Après l’article Introduction à l’analyse exploratoire des données pour la géostatistique , nous abordons chacun des outils disponibles pour réaliser l’analyse exploratoire des données spatialisées. Nous avons vu les histogrammes, les QQ-Plots, nous verrons maintenant les cartes de Voronoï.
Il faut introduire ici une notion dont nous n’avons pas encore parlé dans les articles précédents et qui concerne l’étendue ou emprise d’un phénomène. En géostatistiques nous pouvons considérer deux types d’étendue pour un phénomène: une étendue GLOBALE ou une étendue LOCALE.
Phénomènes globaux et locaux.
Nous parlons de phénomène global quand nous prenons comme repère la totalité des données disponibles. Nous parlons de phénomène local quand nous prenons comme repère un point d’échantillonnage et ses points voisins.
Un exemple simple, c’est quand on parle de valeurs aberrantes (outliers). Si on recherche des valeurs aberrantes globales, on cherchera des valeurs qui son en dehors de l’étendue logique de nos données. Par exemple si on a un lot de données de températures de l’eau de mer, avec des valeurs qui sont comprises entre 2°C et 16°C, une valeur de -3°C ou une valeur de 35°C, nous apparaitront comme valeurs aberrantes globales. Supposons que nos mesures s’étalent sur toute une année et que nous avons en hiver une série de valeurs 2°C, 2.5°C, 11°C, 2.2°C, 2.5°C . La valeur 11°C n’est pas aberrante d’un point de vue global, car dans le cours de l’année elle peut apparaître très souvent. C’est le fait qu’elle soit au milieu de températures beaucoup plus basses et régulières que peut nous faire déduire que c’est une valeur aberrante locale.
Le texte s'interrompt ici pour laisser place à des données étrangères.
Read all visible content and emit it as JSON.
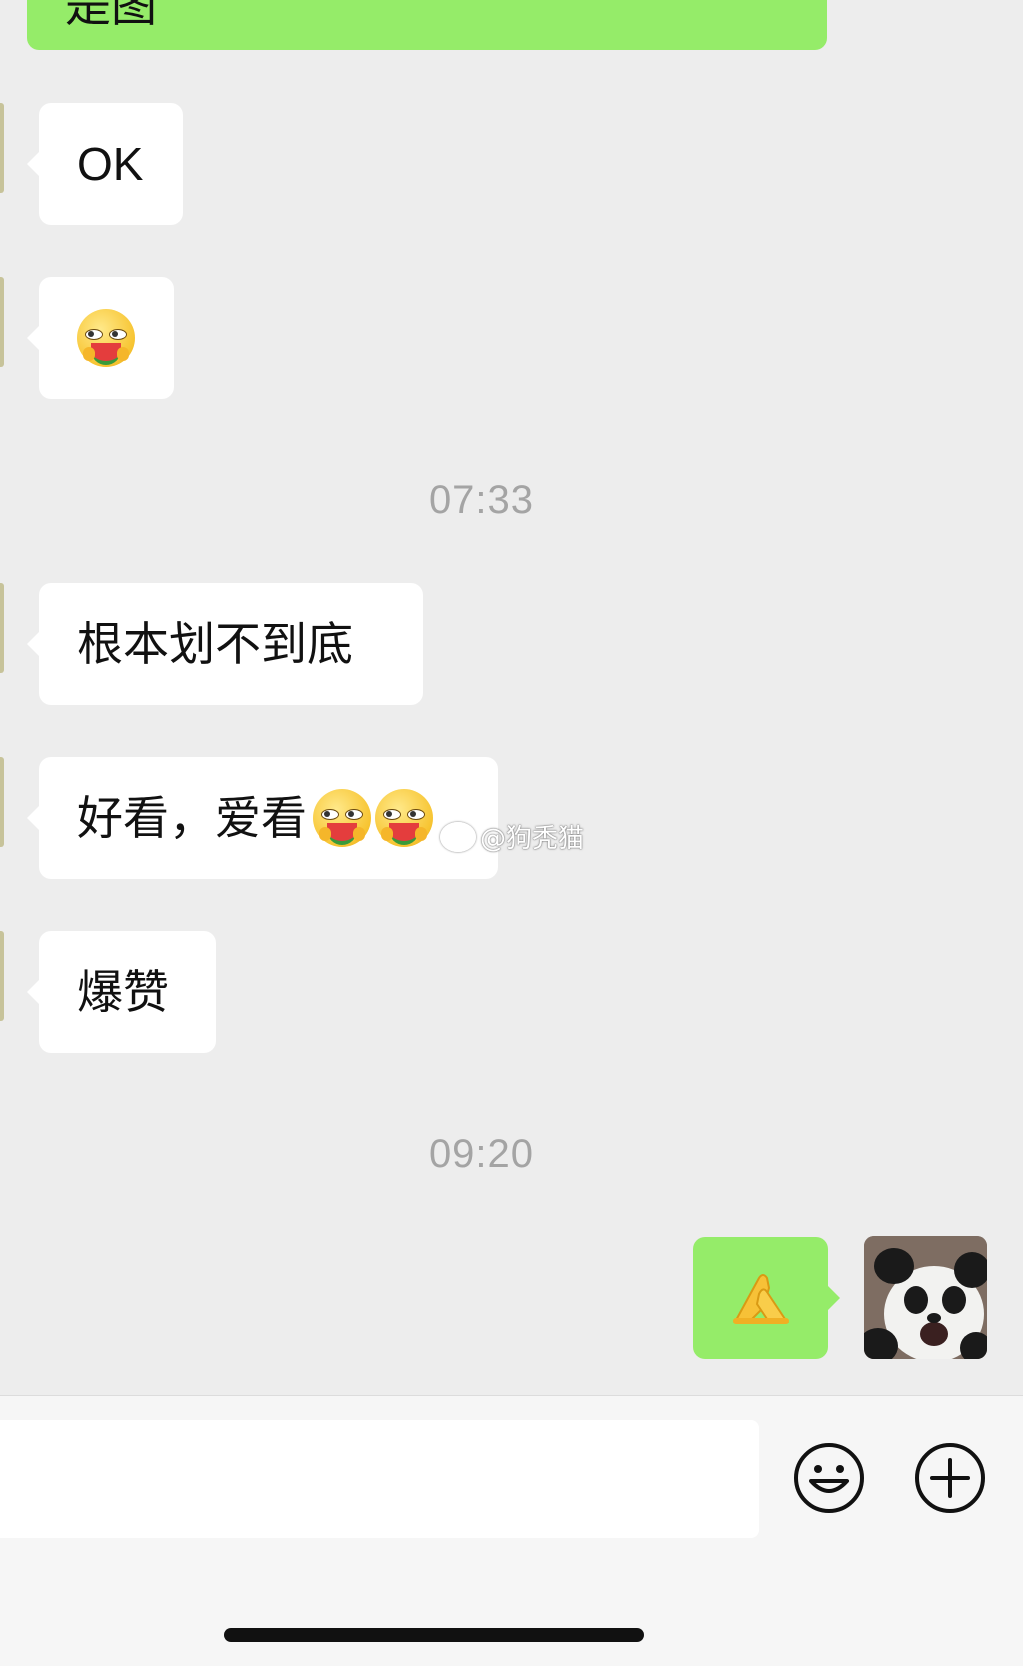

Les histogrammes et les QQ-plot que nous avons déjà abordés, sont des outils globaux. Ils nous permettent de travailler et de comprendre les phénomènes qui concernent l’ensemble de nos données. Avec les cartes de Voronoï nous allons aborder des outils qui vont nous permettre de visualiser et de comprendre des phénomènes locaux, c’est à dire qu’ils ne concerneront qu’une partie de nos données.
Les cartes de Voronoï
Les cartes de Voronoï sont construites à partir d’une série de polygones formés autour de l’emplacement de chaque point d’échantillonnage.
Les polygones de Voronoï sont créés de sorte que chaque emplacement dans un polygone soitt plus proche du point d’échantillonnage présent dans ce polygone que de tout autre point d’échantillonnage.
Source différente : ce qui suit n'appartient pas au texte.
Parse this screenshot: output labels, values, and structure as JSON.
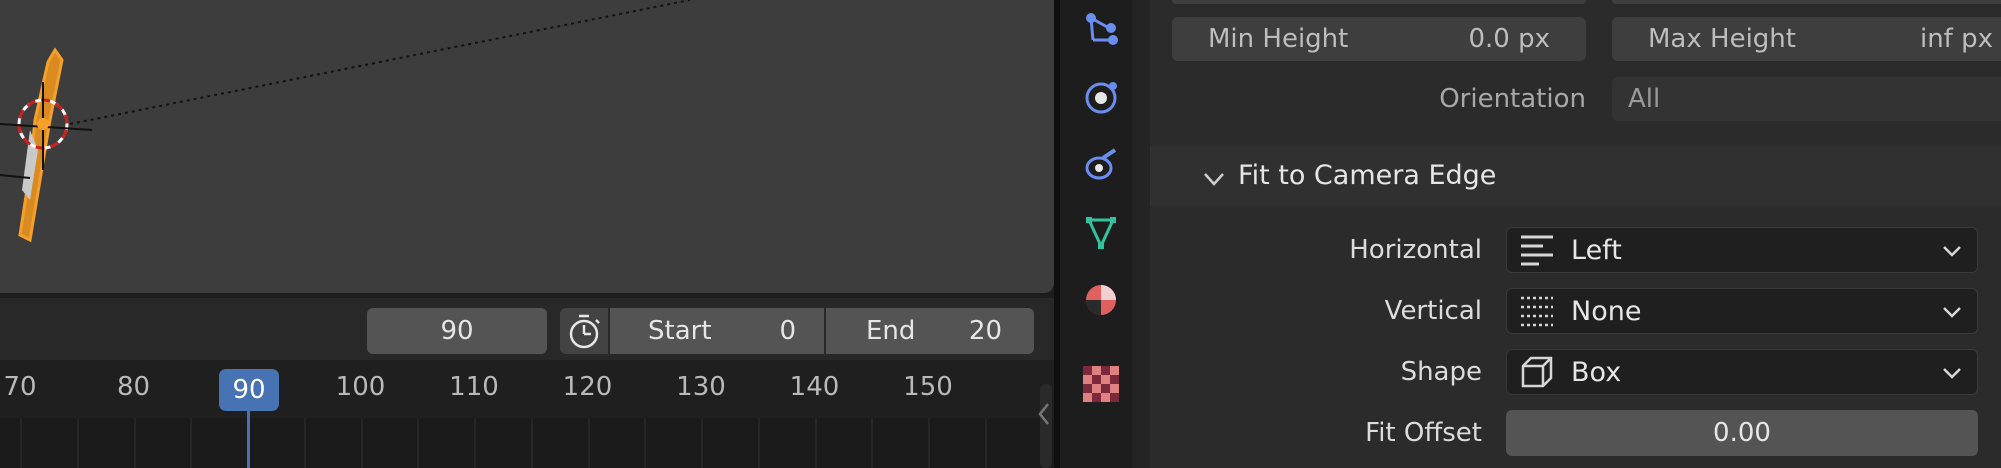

Par exemple, dans cette figure , le point jaune est entouré d’un polygone, affiché en rouge. Chaque emplacement dans le polygone rouge est plus proche du point d’échantillonnage jaune que de tout autre point d’échantillonnage (points bleu foncé).
Après la création des polygones, les voisins d’un point d’échantillonnage sont définis comme tout autre point d’échantillonnage dont le polygone partage une bordure avec le point d’échantillonnage choisi. Les polygones bleus partagent tous une bordure avec le polygone rouge, de sorte que les points d’échantillonnage dans les polygones bleus sont voisins du point d’échantillonnage vert clair.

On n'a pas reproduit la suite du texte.